Sybil K. Dukehart, 87, began horse program for disabled


Sybil Kane Dukehart, an equestrian who founded a program for the disabled to compete in horse-drawn carriage riding events, died in her sleep Tuesday at her home, Shoulderbone Farm, near Jarrettsville. She was 87.

Born Sybil Kane Williams in New York City, she attended the Chapin School in Manhattan and St. Timothy's School in Stevenson. As a young woman she studied under musician Carl Ulrich Schnabel and played the piano throughout her life.

After her 1942 marriage to Dr. James Patton Miller, she returned to the Baltimore area where her husband, a Johns Hopkins Medical School associate professor of orthopedics, treated knee injuries for members of the Baltimore Colts, among his many patients. He died in 1959.

They raised Angus cattle, Suffolk sheep and Welsh mountain ponies on their Harford County farm. She rode in point-to-point and timber races and hunted with the Elkridge-Harford Hounds.

In 1965, she married Edward Comegys Dukehart, a real estate broker and partner in the Walker Wilson Travel Agency. He died in 1989.

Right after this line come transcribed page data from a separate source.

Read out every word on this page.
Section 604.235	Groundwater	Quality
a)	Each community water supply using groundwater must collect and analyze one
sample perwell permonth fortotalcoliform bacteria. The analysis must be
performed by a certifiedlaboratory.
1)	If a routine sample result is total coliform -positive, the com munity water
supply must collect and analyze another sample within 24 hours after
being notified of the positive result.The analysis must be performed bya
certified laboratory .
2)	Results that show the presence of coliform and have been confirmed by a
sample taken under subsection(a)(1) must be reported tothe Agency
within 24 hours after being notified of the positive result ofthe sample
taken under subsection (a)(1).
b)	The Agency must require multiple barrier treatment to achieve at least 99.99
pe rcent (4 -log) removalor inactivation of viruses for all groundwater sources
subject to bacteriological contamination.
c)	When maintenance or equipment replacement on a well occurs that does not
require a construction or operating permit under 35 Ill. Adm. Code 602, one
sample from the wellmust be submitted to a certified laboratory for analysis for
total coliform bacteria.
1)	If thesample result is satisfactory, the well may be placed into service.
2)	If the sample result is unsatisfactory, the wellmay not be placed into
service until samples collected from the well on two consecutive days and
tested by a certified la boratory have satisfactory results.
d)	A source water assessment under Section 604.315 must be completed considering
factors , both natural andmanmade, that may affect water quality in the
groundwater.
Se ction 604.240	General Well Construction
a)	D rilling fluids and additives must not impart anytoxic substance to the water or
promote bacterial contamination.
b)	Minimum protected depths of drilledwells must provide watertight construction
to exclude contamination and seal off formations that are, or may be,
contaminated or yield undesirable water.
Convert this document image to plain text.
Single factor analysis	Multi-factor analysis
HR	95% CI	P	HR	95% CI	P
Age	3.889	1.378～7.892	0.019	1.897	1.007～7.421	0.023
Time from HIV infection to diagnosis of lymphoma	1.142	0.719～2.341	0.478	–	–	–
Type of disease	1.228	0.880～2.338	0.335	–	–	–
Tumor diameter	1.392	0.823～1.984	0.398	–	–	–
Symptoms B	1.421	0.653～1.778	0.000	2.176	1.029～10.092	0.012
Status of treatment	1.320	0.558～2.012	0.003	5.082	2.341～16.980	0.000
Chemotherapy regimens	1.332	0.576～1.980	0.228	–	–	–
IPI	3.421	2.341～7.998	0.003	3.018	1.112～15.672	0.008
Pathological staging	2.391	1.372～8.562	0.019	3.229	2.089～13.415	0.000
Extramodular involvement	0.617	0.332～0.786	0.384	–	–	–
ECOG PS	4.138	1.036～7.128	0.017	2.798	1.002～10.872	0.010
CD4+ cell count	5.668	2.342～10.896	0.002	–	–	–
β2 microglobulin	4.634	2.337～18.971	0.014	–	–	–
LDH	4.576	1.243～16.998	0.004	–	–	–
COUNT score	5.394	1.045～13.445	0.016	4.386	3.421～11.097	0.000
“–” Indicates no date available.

About 30 years ago, Mrs. Dukehart started driving teams of her ponies in equestrian events. Attired in feathered hats, tailored suits and a long driving apron, she drove a four-in-hand at Fair Hill in Cecil County and Winterthur in Delaware.

In 1985 she drove her team along Washington's Pennsylvania Avenue in President Ronald Reagan's second inaugural parade.

She was invited to judge events at the Royal Windsor Horse Show in England and there she observed classes for disabled people who competed in carriages designed to accommodate wheelchairs.

At her own expense, she imported a carriage and founded United States Driving for the Disabled, a nonprofit organization that continues to promote the sport. The organization is located in Georgetown, Ky.

"Her group brought a lot joy to a lot of people," her daughter Victoria B. Miller of Jarrettsville said yesterday.

"I think all of us get a great kick out of what can be accomplished by handicapped people who have been dependent on others to push them in a wheelchair," Mrs. Dukehart told a Sun reporter in 1992. "Suddenly they find they can drive a pony carriage around cones on an obstacle course and do circles and serpentines. They can do something that many able-bodied people can't do, and it's a tremendous ego-booster."

Mrs. Dukehart maintained her lifelong interest in music and never gave up the Metropolitan Opera seats that had belonged to her grandmother. She played classical, show tunes and spirituals on the piano, sang with the Harford Chorus and attended Baltimore Symphony Orchestra and Baltimore Opera Company performances.

A memorial service will be held at 5 p.m. today at St. James Episcopal Church, 3100 Monkton Road, Monkton.

Mrs. Dukehart is survived by three other daughters, Sybil M. Hebb of Glyndon, Jamie M. Kozumbo of Baltimore and Susan M. Knott of Monkton; a stepson, Edward C. Dukehart of Palm Beach, Fla.; a stepdaughter, Frances K. Dukehart of Denver, Colo.; 11 grandchildren; and 14 great-grandchildren.